No. 4: The ADA allows employers to conduct “medical examinations” after a conditional job offer is made, but the information obtained cannot be used to disqualify the applicant. The only exception is if the medical examination shows that the applicant cannot perform the essential functions of the job, with or without a reasonable accommodation. I don’t think a four in five chance of developing dementia in six years is enough.

No. 5: In general, it is a violation of the ADA for an employer to discriminate against an applicant, job recipient, or employee because of a fear that the individual “may” develop a disease in the future.

No. 6: An employer may not require a current employee to undergo a “medical examination” unless the examination is “job-related and consistent with business necessity.” In other words, there must be a job-related reason for requiring the medical examination, such as a performance problem or a behavioral problem that could reasonably be attributed to a medical condition. Sending a manager (or other employee) for a medical examination to determine whether the individual endangered for the development of a future disease will not be sufficient.
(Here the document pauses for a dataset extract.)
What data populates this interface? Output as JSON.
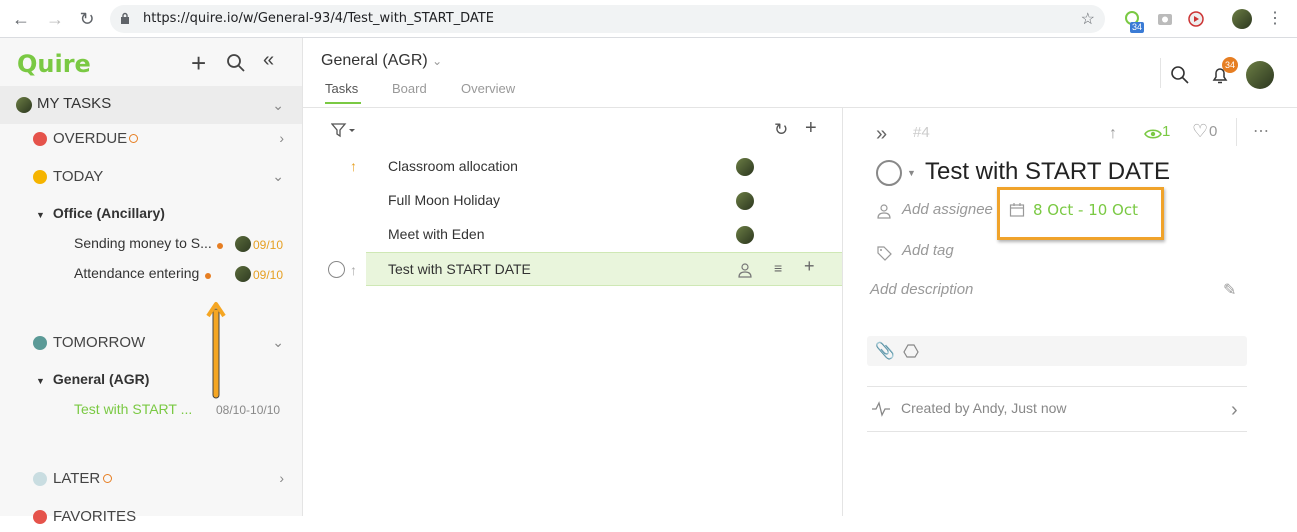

No. 7: Only questions Asking these questions without legal justification is a violation of the ADA. Even if the employer never actually uses the information against the employee. And of course, if the information Is be used against the employee – be careful!

I would like to end on a positive note. If an employee shows objective signs of dementia (or any other condition that appears to affect his or her job performance or behavior), the ADA would allow the employer to send the employee for a medical examination to determine

  • whether the employee can perform the essential tasks of the position,
  • whether reasonable accommodation is necessary or possible and
  • the types of accommodation that might be advisable.

In this context, the medical examination is likely to be “job-related and consistent with business necessity.” And the use of AI to assist with diagnosis (or appropriate adjustment recommendations) should not pose an ADA problem.

*phew* Thanks guys. I feel better now.